And in advance I say I would not be cool with you killing my jobs for your
job to run
On Wed, Jan 10, 2018 at 9:52 AM Sanne Grinovero <sanne(a)hibernate.org> wrote:
On 10 January 2018 at 11:33, Guillaume Smet
<guillaume.smet(a)gmail.com>
wrote:
> On Wed, Jan 10, 2018 at 12:08 PM, Sanne Grinovero <sanne(a)hibernate.org>
> wrote:
>>
>> Some of our test suites used to take 2 hours to run (even 5 days some
>> years ago); now you say waiting 20 minutes is not good enough? You'll
>> have to optimise our code better :P
>
>
> What I'm saying is that in the current setup, I don't wait at all when I
> have something to release.
>
> All is passed in parallel to the currently running jobs.
>
> And it works well.
I'm confused now. AFAIK this has never been the case? I understand
that the release process itself runs without running the tests, but
I'd still run the tests by triggering a full build before.

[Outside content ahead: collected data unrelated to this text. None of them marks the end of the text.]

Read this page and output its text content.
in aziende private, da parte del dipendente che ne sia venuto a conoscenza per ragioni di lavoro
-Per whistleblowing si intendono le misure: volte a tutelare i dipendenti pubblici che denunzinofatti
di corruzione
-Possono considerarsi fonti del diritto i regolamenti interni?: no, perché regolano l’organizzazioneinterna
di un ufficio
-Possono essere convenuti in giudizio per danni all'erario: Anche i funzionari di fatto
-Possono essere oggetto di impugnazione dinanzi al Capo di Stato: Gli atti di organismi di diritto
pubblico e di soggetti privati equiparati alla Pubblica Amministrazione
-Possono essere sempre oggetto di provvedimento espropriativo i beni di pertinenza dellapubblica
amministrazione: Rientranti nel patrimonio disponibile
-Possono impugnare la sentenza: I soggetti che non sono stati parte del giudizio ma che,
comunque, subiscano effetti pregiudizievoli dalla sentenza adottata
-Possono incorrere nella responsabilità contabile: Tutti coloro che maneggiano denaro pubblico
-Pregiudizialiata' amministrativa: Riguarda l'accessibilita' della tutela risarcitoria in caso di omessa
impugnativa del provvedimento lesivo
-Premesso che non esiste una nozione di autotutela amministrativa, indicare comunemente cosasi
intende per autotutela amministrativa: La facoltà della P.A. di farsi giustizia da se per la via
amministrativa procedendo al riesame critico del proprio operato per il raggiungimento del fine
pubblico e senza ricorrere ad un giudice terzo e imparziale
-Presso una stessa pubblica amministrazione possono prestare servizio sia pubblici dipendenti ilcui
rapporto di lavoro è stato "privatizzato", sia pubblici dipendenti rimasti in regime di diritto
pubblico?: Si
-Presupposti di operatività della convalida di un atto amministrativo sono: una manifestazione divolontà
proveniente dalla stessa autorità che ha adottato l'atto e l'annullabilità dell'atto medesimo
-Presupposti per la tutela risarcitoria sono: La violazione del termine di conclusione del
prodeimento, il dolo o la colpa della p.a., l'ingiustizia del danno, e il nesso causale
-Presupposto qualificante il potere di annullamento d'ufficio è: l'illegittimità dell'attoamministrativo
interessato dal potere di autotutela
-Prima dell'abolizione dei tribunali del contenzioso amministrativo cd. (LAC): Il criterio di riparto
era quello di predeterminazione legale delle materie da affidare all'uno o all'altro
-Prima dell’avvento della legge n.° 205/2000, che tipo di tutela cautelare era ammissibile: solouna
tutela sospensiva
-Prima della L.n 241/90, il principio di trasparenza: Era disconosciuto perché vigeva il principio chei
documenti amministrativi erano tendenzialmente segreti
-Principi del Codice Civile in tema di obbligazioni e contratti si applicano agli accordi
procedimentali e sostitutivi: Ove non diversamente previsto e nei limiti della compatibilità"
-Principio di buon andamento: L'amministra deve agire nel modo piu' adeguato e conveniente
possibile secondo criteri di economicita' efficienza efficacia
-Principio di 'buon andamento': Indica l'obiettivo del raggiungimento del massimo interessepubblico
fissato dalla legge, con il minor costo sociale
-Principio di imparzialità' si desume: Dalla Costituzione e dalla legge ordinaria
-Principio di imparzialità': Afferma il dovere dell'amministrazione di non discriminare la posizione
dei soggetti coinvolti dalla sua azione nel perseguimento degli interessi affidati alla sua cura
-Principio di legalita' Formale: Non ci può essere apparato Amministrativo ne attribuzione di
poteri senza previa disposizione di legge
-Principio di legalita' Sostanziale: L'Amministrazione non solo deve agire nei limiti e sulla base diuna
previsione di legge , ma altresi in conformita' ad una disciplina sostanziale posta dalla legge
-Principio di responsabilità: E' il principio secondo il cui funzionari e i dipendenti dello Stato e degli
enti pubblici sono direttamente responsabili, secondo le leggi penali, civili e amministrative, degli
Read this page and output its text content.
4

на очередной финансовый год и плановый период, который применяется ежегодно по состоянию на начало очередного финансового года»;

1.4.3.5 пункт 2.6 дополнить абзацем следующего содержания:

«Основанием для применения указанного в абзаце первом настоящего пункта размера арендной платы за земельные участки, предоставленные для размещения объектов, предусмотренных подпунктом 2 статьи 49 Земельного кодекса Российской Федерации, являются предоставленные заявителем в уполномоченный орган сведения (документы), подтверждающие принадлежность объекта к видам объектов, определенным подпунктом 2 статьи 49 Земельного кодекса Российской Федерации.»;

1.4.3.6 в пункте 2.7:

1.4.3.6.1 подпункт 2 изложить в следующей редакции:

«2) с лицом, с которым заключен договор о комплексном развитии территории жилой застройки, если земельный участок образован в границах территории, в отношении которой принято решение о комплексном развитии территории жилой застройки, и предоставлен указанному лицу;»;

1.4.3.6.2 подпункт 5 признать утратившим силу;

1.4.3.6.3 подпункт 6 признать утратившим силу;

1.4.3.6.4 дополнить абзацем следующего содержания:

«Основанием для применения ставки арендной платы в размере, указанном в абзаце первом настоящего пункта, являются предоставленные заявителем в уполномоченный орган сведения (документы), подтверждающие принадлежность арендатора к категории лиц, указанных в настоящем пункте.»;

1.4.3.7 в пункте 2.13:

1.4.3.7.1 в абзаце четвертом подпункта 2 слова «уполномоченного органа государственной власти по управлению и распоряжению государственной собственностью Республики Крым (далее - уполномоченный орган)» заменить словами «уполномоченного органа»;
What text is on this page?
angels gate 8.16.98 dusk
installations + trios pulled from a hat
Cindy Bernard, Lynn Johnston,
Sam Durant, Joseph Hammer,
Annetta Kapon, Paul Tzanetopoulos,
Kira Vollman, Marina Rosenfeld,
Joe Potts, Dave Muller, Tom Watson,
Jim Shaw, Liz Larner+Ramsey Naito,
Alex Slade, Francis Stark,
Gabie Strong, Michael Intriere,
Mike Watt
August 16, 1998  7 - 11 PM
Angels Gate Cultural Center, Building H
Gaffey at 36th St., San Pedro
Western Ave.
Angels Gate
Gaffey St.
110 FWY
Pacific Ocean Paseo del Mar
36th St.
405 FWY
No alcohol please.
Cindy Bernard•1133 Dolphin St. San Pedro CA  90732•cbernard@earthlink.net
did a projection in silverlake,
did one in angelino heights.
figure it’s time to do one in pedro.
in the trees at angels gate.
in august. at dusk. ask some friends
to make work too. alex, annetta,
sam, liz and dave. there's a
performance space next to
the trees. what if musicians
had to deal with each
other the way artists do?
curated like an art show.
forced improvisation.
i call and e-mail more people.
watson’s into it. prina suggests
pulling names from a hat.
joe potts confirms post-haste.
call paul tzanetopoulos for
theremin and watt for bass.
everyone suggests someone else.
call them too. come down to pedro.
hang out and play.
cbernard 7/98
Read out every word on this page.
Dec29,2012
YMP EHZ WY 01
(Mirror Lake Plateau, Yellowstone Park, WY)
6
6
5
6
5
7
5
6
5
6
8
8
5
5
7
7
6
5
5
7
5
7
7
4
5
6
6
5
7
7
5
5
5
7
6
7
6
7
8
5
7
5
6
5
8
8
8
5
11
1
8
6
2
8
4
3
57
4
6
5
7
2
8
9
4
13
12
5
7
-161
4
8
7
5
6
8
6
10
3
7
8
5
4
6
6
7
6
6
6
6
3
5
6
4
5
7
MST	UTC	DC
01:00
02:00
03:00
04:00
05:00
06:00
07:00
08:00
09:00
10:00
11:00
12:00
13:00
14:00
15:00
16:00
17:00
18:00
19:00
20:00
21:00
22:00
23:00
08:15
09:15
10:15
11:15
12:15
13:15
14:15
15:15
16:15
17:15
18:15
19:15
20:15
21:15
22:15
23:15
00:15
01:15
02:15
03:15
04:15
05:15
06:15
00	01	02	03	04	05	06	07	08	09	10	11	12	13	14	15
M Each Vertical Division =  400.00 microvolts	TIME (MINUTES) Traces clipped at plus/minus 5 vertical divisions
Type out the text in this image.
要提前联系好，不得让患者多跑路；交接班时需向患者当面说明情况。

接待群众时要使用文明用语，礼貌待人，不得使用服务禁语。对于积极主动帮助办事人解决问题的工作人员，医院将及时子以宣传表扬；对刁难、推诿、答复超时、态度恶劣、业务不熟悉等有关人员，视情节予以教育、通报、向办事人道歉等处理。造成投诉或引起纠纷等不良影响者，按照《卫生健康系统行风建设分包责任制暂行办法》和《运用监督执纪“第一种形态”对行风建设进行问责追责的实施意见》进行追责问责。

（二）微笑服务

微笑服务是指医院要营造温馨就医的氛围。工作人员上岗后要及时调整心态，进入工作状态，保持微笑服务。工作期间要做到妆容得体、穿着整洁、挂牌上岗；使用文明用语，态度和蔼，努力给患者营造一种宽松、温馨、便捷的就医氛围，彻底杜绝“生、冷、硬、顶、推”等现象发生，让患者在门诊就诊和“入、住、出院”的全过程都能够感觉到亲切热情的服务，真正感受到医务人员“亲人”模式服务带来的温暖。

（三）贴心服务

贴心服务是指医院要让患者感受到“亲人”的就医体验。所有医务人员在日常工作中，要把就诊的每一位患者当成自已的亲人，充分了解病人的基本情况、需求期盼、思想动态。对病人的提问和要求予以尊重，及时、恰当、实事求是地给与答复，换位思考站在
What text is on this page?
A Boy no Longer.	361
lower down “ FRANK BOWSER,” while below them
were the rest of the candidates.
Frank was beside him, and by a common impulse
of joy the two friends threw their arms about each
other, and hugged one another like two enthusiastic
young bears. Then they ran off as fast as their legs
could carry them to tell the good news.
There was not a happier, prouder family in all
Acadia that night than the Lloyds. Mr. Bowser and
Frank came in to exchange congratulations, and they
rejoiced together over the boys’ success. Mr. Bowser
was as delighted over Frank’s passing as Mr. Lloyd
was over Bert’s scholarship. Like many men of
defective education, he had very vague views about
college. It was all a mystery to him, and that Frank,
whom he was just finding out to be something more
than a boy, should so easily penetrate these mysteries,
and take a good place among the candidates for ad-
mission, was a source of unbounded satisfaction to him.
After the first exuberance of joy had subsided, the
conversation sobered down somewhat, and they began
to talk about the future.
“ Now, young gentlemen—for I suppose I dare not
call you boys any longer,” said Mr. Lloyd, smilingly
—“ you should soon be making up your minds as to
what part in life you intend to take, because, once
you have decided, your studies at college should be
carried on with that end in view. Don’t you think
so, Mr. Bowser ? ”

You made the example of the TCK and various tests; to run them you'd
not be allowed to run them in parallel with other builds, so you
wanted to release and the jobs happened to be building ORM and all its
RDBMS, you'd have had to wait for a couple hours.
>
>>
>> It's very easy to spin up extra nodes; my recommendation is that when
>> you know you're about to release [for example approximately one hour
>> in advance while you might be double-checking JIRA state and such
>> things] hit that manual scale-up button and have CI "warmed up" with
>> one or two extra nodes.
>>
>> By the time you need to trigger the release job you'll have the build
>> queue flushed, the priority plugin helping you out, and still
>> additional extra slaves running to run it all in parallel.
>>
>> And of course for many releases we don't care for an extra 30 minutes
>> so you're free to skip this all if it's not important; incidentally
>> for "work in progress" milestones like the module packs which we
>> recently re-released several times while polishing up the PR I've been
>> releasing from my local machine; it's good to have CI automate things
>> but I don't think we should get in a position to require 100%
>> availability from CI: practice releases locally sometimes.
>
>
> Well, the ultimate goal of releasing on CI is to have consistent releases
> and an automated process.
>
> I really don't want to build a release locally and be at risk of doing
> something wrong.
>
> That's the main purpose of an automated process and having a stable
machine
> doing it.
>
>>
>> Let's not forget that many Apache projects take a week or two to
>> perform a release, we all know of other projects needing months, so by
>> the law of diminishing returns I don't think we should invest much
>> more of out time to shave on the 10 minutes.. just spin up some extra
>> nodes :)
>
>
> What I'm saying is that the current setup is working very well for
releases
> and the proposed setup won't work as well.
>
> You can find all sorts of workarounds but it won't work as well and be as
> practical as it used to be. Yeah, you can think of starting another node
1
> hour before doing your release and hope it will still be there and you
won't
> have another project's commit triggering 4 jobs just before you start.
Sure.
> But I'm pretty sure it's going to be a pain.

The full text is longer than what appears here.